A five-part series in The News & Observer (Raleigh, N.C.) put the spotlight on costly state policy decisions. Stories addressed wide-ranging topics: the high cost of enforcing the state's mandatory sentencing law for low-level felons; lack of generic drug requirements for Medicaid patients; pet projects and untracked spending; corporate tax loopholes; and the hidden cost of benefits policies for state employees.

The Morning Call in Allentown, Pa., published “Risky Business,” a four-part series on the Bethlehem Area School District’s costly use of variable-rate bonds and swaps to finance hundreds of millions of dollars in school renovations. "While the board approved swap after swap on the advice of the administration and former financial consultant Les Bear, no one in the district apparently was keeping track of the deals' costs that tied 75 percent of the district's total construction debt -- $278 million -- into risky variable interest rates."

"Commercial real-estate loans could generate losses of $100 billion by the end of next year at more than 900 small and midsize U.S. banks if the economy's woes deepen, according to an analysis by The Wall Street Journal."  Maurice Tamman and David Enrich report that losses on commercial real-estate loans are much greater than loses related to home loans.  Their analysis reveals that stress on the banking system extends well beyond the largest financial institutions.  An interactive graphic shows how the small and midsized banks fared under the same "stress tests" the federal government used for the nation's largest banks.

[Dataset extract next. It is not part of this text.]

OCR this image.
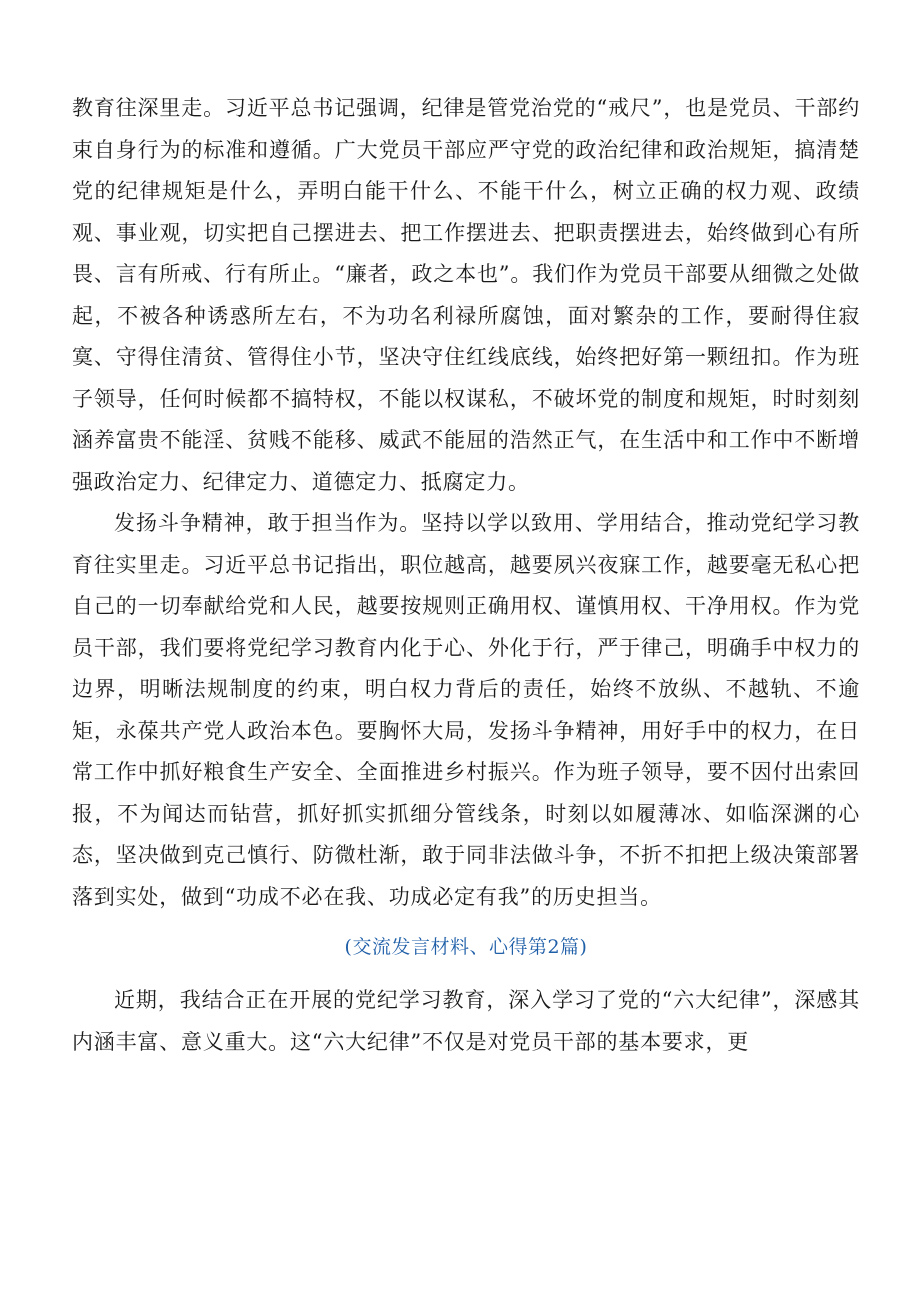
教育往深里走。习近平总书记强调，纪律是管党治党的“戒尺”，也是党员、干部约束自身行为的标准和遵循。广大党员干部应严守党的政治纪律和政治规矩，搞清楚党的纪律规矩是什么，弄明白能干什么、不能干什么，树立正确的权力观、政绩观、事业观，切实把自己摆进去、把工作摆进去、把职责摆进去，始终做到心有所畏、言有所戒、行有所止。“廉者，政之本也”。我们作为党员干部要从细微之处做起，不被各种诱惑所左右，不为功名利禄所腐蚀，面对繁杂的工作，要耐得住寂寞、守得住清贫、管得住小节，坚决守住红线底线，始终把好第一颗纽扣。作为班子领导，任何时候都不搞特权，不能以权谋私，不破坏党的制度和规矩，时时刻刻涵养富贵不能淫、贫贱不能移、威武不能屈的浩然正气，在生活中和工作中不断增强政治定力、纪律定力、道德定力、抵腐定力。

发扬斗争精神，敢于担当作为。坚持以学以致用、学用结合，推动党纪学习教育往实里走。习近平总书记指出，职位越高，越要夙兴夜寐工作，越要毫无私心把自己的一切奉献给党和人民，越要按规则正确用权、谨慎用权、干净用权。作为党员干部，我们要将党纪学习教育内化于心、外化于行，严于律己，明确手中权力的边界，明晰法规制度的约束，明白权力背后的责任，始终不放纵、不越轨、不逾矩，永葆共产党人政治本色。要胸怀大局，发扬斗争精神，用好手中的权力，在日常工作中抓好粮食生产安全、全面推进乡村振兴。作为班子领导，要不因付出索回报，不为闻达而钻营，抓好抓实抓细分管线条，时刻以如履薄冰、如临深渊的心态，坚决做到克己慎行、防微杜渐，敢于同非法做斗争，不折不扣把上级决策部署落到实处，做到“功成不必在我、功成必定有我”的历史担当。

(交流发言材料、心得第2篇)

近期，我结合正在开展的党纪学习教育，深入学习了党的“六大纪律”，深感其内涵丰富、意义重大。这“六大纪律”不仅是对党员干部的基本要求，更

"An analysis by The Associated Press, based on data collected by the U.S. Postal Service and the Housing and Urban Development Department, shows the emptiest neighborhoods are clustered in places hit hard during the recession of the 1980s — cities such as Flint, Mich.; Columbus, Ohio; Buffalo, N.Y.; and Indianapolis." Dan Sewell and Frank Bass report that while foreclosure stories have focused on "mostly middle-class, suburban Sunbelt neighborhoods from California to Florida," urban neighborhoods in the Rust Belt have been hardest hit.  Nearly $6 billion in federal fund have been designated to rehabilitate or demolish abandoned and foreclosed homes in some of the nation's most troubled urban neighborhoods.

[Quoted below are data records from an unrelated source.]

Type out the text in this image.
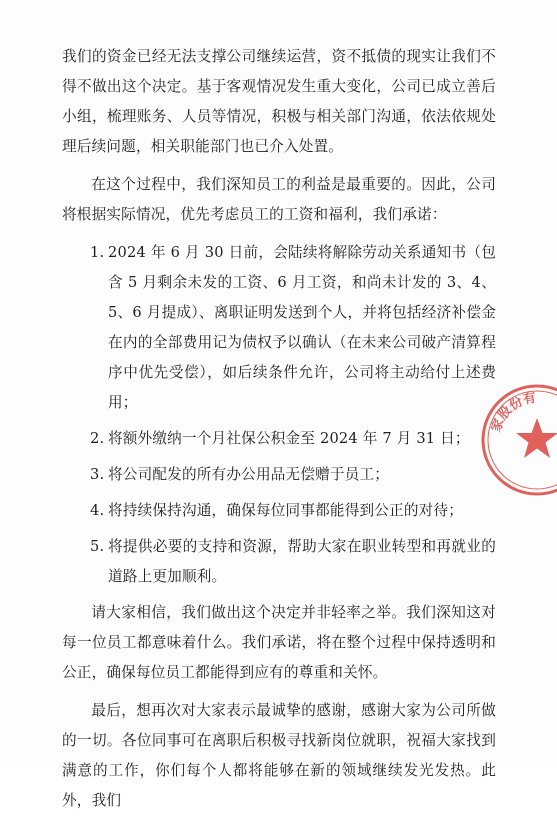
我们的资金已经无法支撑公司继续运营，资不抵债的现实让我们不得不做出这个决定。基于客观情况发生重大变化，公司已成立善后小组，梳理账务、人员等情况，积极与相关部门沟通，依法依规处理后续问题，相关职能部门也已介入处置。

在这个过程中，我们深知员工的利益是最重要的。因此，公司将根据实际情况，优先考虑员工的工资和福利，我们承诺：

1. 2024 年 6 月 30 日前，会陆续将解除劳动关系通知书（包含 5 月剩余未发的工资、6 月工资，和尚未计发的 3、4、5、6 月提成）、离职证明发送到个人，并将包括经济补偿金在内的全部费用记为债权予以确认（在未来公司破产清算程序中优先受偿），如后续条件允许，公司将主动给付上述费用；
2. 将额外缴纳一个月社保公积金至 2024 年 7 月 31 日；
3. 将公司配发的所有办公用品无偿赠于员工；
4. 将持续保持沟通，确保每位同事都能得到公正的对待；
5. 将提供必要的支持和资源，帮助大家在职业转型和再就业的道路上更加顺利。

请大家相信，我们做出这个决定并非轻率之举。我们深知这对每一位员工都意味着什么。我们承诺，将在整个过程中保持透明和公正，确保每位员工都能得到应有的尊重和关怀。

最后，想再次对大家表示最诚挚的感谢，感谢大家为公司所做的一切。各位同事可在离职后积极寻找新岗位就职，祝福大家找到满意的工作，你们每个人都将能够在新的领域继续发光发热。此外，我们

家股份有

A project by the Center for Public Integrity delved into the financial crisis by analyzing 7.2 million subprime loans made from 2005 through 2007. The analysis revealed 25 lenders responsible for nearly $1 trillion in subprime lending during that time. Their reporting uncovered "that at least 21 of the top 25 subprime lenders were directly or indirectly financed by the mega banks that received bailout money — through direct ownership, credit agreements, or huge purchases of loans for securitization." The package includes detailed profiles of "The Subprime 25."

An Associated Press investigation found that many diabetics are reducing or forgoing doctor visits, medications and testing due to financial pressures. Business writer Linda A. Johnson reports that, “People with other health problems also are cutting back on care amid the recession, but diabetics who don't closely monitor and control the chronic disease risk particularly dire complications: amputations, vision loss, stroke — even death.”

Charles Piller of The Sacramento Bee reports that billionaire Warren Buffett's Berkshire Hathaway "owns more than $13 billion of stock in the top recipients of TARP funds – including Goldman Sachs Group Inc., US Bancorp, American Express Co. and Bank of America Corp., all considered by analysts to be in deep trouble before the federal infusion."  Overall, the story notes, "just 28 companies received more than 90 percent of the funds so far disbursed to financial firms by the $700 billion Troubled Asset Relief Program, or TARP."

An analysis of bank financial statements by the Investigative Reporting Workshop at American University and msnbc.com, sheds new light on just how dangerous conditions have become in many banks across the nation. Information is available on the BankTracker site and a related msnbc.com story by Bill Dedman.